0
$\begingroup$

In Boyd's Convex Optimization text, on page 86, there is the following equation:

$f(x) = h(g(x)) = h(g_1(x), \cdots, g_k(x))$

Then, in order to show convexity, we take the second derivative, yielding:

f''(x) = g'(x)^T \nabla^2h(g(x))g'(x) + \nabla h(g(x))^T g''(x), with $h:R^k \rightarrow R, g_i:R^n \rightarrow R$

There was a previous equation on page 71 which was similar, but yielded the gradient of the function f(x). This time, the second derivative is a single number. I was wondering how do I get the second derivative calculation? I know it is a derivative of some kind of a composition function. h() is a scalar function, that is, it takes in a vector and returns a real number. g() is a vector function, that is, it takes in a number and returns a vector.

Thanks

1 Answers 1

1

Let's start with the first derivative. Suppose $x$ is increased by $\epsilon$. Then $g_i(x)$ increases by g'_i(x) \epsilon. So $f$ increases by \sum_{i=1}^k \frac{\partial h}{\partial t_i}(g(x)) g'_i(x) = \nabla h(g(x))^T g'(x).
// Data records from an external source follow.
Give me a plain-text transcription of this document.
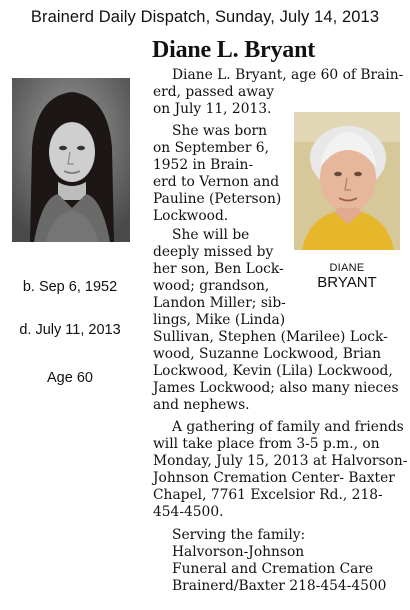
Brainerd Daily Dispatch, Sunday, July 14, 2013
Diane L. Bryant
DIANE
BRYANT
b. Sep 6, 1952
d. July 11, 2013
Age 60
Diane L. Bryant, age 60 of Brain-
erd, passed away
on July 11, 2013.
She was born
on September 6,
1952 in Brain-
erd to Vernon and
Pauline (Peterson)
Lockwood.
She will be
deeply missed by
her son, Ben Lock-
wood; grandson,
Landon Miller; sib-
lings, Mike (Linda)
Sullivan, Stephen (Marilee) Lock-
wood, Suzanne Lockwood, Brian
Lockwood, Kevin (Lila) Lockwood,
James Lockwood; also many nieces
and nephews.
A gathering of family and friends
will take place from 3-5 p.m., on
Monday, July 15, 2013 at Halvorson-
Johnson Cremation Center- Baxter
Chapel, 7761 Excelsior Rd., 218-
454-4500.
Serving the family:
Halvorson-Johnson
Funeral and Cremation Care
Brainerd/Baxter 218-454-4500
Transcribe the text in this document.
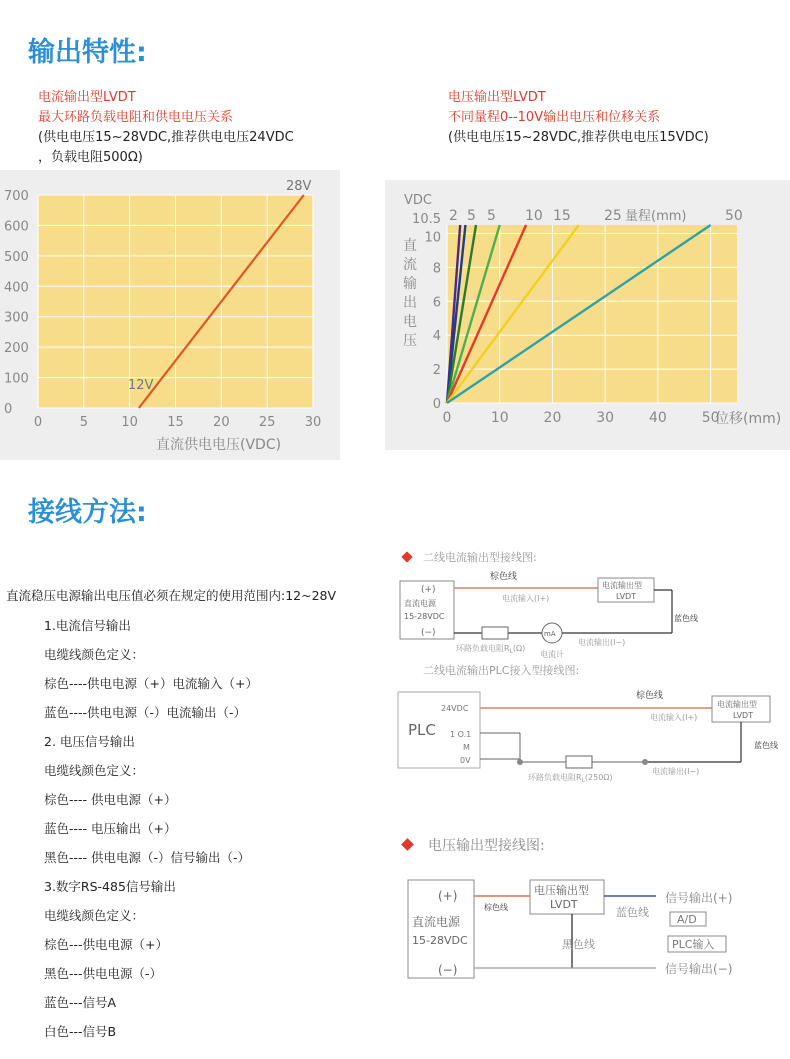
输出特性:
接线方法:
电流输出型LVDT
最大环路负载电阻和供电电压关系
(供电电压15~28VDC,推荐供电电压24VDC
，负载电阻500Ω)
电压输出型LVDT
不同量程0--10V输出电压和位移关系
(供电电压15~28VDC,推荐供电电压15VDC)
0
100
200
300
400
500
600
700
0	5	10 15 20 25 30
12V
28V
直流供电电压(VDC)
0
2
4
6
8
10
10.5
0	10 20 30 40 50
2 5 5 10 15 25	50
VDC
量程(mm)
直流输出电压
位移(mm)
直流稳压电源输出电压值必须在规定的使用范围内:12~28V
1.电流信号输出
电缆线颜色定义：
棕色----供电电源（+）电流输入（+）
蓝色----供电电源（-）电流输出（-）
2. 电压信号输出
电缆线颜色定义：
棕色---- 供电电源（+）
蓝色---- 电压输出（+）
黑色---- 供电电源（-）信号输出（-）
3.数字RS-485信号输出
电缆线颜色定义：
棕色---供电电源（+）
黑色---供电电源（-）
蓝色---信号A
白色---信号B
二线电流输出型接线图:
(+)
直流电源
15-28VDC
(−)
棕色线
电流输入(I+)
电流输出型
LVDT
蓝色线
电流输出(I−)
mA
环路负载电阻$R_L(\Omega)$
电流计
二线电流输出PLC接入型接线图:
PLC
24VDC
1 O.1
M
0V
棕色线
电流输入(I+)
电流输出型
LVDT
蓝色线
电流输出(I−)
环路负载电阻$R_L(250\Omega)$
电压输出型接线图:
(+)
直流电源
15-28VDC
(−)
棕色线
电压输出型
LVDT
蓝色线
信号输出(+)
黑色线
A/D
PLC输入
信号输出(−)
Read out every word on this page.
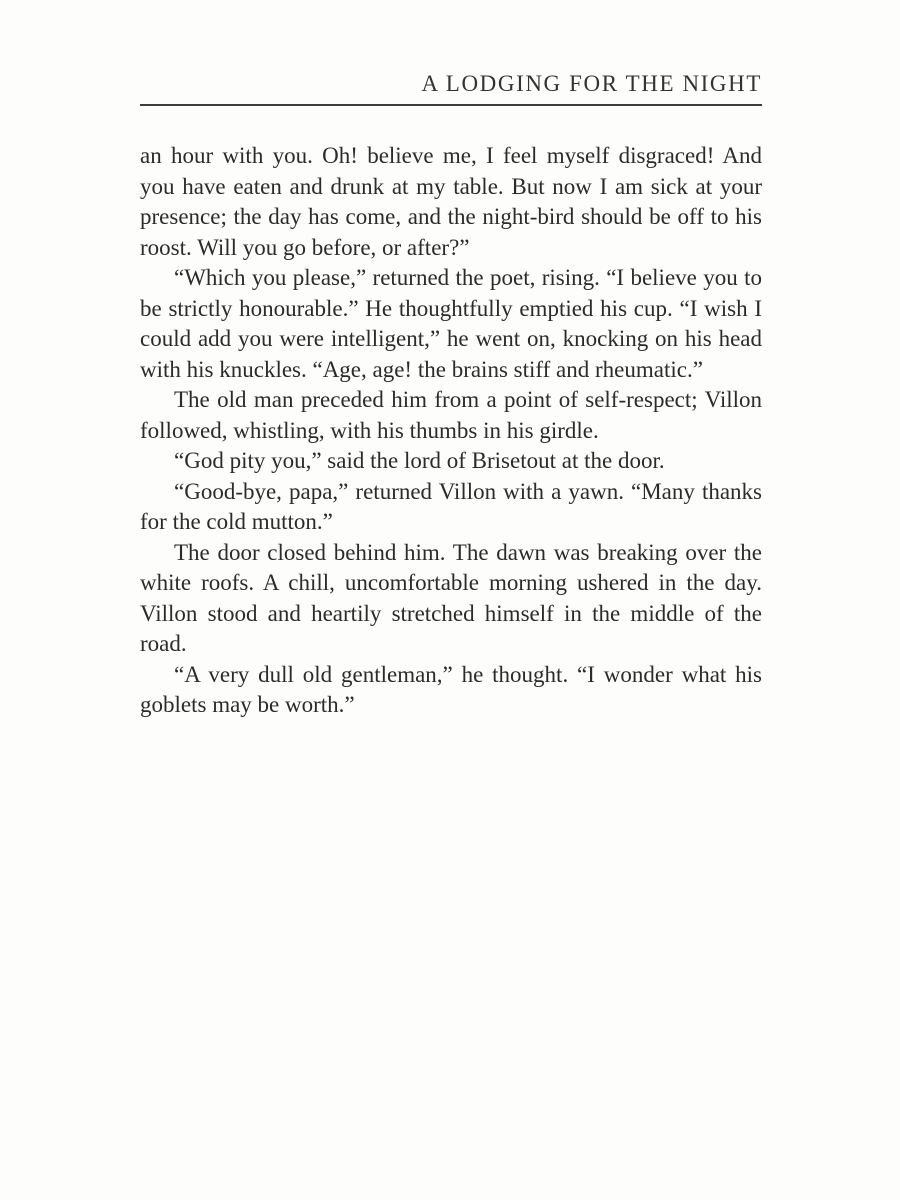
A LODGING FOR THE NIGHT

an hour with you. Oh! believe me, I feel myself disgraced! And you have eaten and drunk at my table. But now I am sick at your presence; the day has come, and the night-bird should be off to his roost. Will you go before, or after?”

“Which you please,” returned the poet, rising. “I believe you to be strictly honourable.” He thoughtfully emptied his cup. “I wish I could add you were intelligent,” he went on, knocking on his head with his knuckles. “Age, age! the brains stiff and rheumatic.”

The old man preceded him from a point of self-respect; Villon followed, whistling, with his thumbs in his girdle.

“God pity you,” said the lord of Brisetout at the door.

“Good-bye, papa,” returned Villon with a yawn. “Many thanks for the cold mutton.”

The door closed behind him. The dawn was breaking over the white roofs. A chill, uncomfortable morning ushered in the day. Villon stood and heartily stretched himself in the middle of the road.

“A very dull old gentleman,” he thought. “I wonder what his goblets may be worth.”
Here $t_i$ is the name of the $i$th parameter of $h$, and this formula uses the multilinear approximation of a function around its derivative: if any given coordinate increases by some small amount, then the entire function increases proportionally to the amount of increase and the relevant derivative; if this happens at several coordinates, these add up approximately "independently".

Now all you have to do is repeat this process once again - the second derivative is, after all, the derivative of the first derivative.